El hombre solitario y marginado, al ver tal situación de codicia, maldad y beneficio propio en que vivían los hombres civilizados no pudo más que impactarse y vio como su vida en solitario era completamente antagónica a la de las personas que vivían juntas. Y hasta se preguntó porqué cada una de estos individuos no reclamaban exactamente eso, su individualidad y se retraían y vivían en soledad, alejados de todo y todos, como eremitas o anacoretas, sin preocuparse por nada ni nadie, en su plenitud y completa serenidad.

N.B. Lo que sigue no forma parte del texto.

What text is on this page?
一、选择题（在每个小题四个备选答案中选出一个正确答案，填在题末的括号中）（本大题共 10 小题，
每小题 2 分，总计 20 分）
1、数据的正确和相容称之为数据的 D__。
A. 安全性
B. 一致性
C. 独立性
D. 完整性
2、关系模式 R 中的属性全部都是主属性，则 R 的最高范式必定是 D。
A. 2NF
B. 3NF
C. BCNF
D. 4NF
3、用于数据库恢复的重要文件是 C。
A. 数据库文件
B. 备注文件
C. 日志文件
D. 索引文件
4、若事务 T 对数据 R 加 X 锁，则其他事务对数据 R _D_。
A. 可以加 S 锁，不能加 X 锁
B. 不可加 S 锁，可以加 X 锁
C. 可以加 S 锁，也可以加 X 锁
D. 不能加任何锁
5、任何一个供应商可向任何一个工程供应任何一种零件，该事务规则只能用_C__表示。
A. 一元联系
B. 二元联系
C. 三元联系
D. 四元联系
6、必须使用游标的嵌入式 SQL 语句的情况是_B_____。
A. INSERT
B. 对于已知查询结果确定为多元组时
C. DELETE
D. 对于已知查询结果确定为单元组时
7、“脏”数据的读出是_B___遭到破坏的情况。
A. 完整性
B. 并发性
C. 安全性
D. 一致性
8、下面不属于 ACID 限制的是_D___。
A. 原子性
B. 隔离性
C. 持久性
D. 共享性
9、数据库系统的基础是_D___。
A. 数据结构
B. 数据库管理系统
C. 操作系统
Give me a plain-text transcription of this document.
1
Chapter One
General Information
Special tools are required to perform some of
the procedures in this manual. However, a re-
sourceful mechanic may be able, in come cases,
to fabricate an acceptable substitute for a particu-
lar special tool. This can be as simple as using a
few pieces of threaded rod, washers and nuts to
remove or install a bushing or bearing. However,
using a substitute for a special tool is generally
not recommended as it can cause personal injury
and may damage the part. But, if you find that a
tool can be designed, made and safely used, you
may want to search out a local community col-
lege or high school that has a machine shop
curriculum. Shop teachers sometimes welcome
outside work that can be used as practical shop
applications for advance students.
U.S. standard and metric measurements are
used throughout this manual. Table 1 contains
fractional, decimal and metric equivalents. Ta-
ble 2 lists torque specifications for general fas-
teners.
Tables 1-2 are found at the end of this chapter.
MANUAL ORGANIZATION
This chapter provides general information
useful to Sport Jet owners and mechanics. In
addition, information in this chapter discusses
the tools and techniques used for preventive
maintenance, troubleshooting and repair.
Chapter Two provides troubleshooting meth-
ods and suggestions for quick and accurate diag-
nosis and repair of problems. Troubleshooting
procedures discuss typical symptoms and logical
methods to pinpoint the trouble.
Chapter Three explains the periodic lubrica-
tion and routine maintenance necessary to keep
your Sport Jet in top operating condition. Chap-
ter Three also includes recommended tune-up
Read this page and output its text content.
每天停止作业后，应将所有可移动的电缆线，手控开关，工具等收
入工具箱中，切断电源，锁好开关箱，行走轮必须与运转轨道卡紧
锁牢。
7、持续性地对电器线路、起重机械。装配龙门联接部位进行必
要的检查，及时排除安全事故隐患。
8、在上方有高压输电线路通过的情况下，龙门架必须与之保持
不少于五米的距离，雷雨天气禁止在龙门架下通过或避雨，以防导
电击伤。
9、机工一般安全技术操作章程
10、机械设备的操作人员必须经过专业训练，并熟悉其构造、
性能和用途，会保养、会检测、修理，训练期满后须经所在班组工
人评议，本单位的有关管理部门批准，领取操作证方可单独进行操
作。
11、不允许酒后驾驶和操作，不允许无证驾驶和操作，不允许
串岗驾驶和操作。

El hombre regresó entonces a su quietud eterna, a su contemplación abstracta y solitaria. De pronto algo en su mente comenzó a invadirlo hasta cubrir toda la soledad que era su cuerpo, era un sentimiento de extrañeza, o más bien dicho de extrañamiento. Empezó a extrañar a los hombres que vivían juntos. Todas las manifestaciones que nacían de la vida en comunidad inherentes al ser humano, como el odio, el amor, la malicia, la bondad, la venganza y la compasión, todo eso que los hacía bipolares; una bipolaridad tal que se confundía o más bien fundía con un solo lado, la confusión y el desorden, la bipolaridad se deshacía en un solo polo que se conformaba por miles de campos magnéticos todos diferentes entre sí. El hombre tiene múltiples matices, es una gama cromática casi infinita, que va desde mil tonos de blanco hasta los mil tonos de negro, con una inconmensurable cantidad de grises. Fue hasta ese momento cuando el hombre insociable se dio realmente cuenta de que estaba sólo, ya no sólo era una idea abstracta sino ahora era una idea concreta, estaba solo. Extrañando, añorando la vida de los hombres.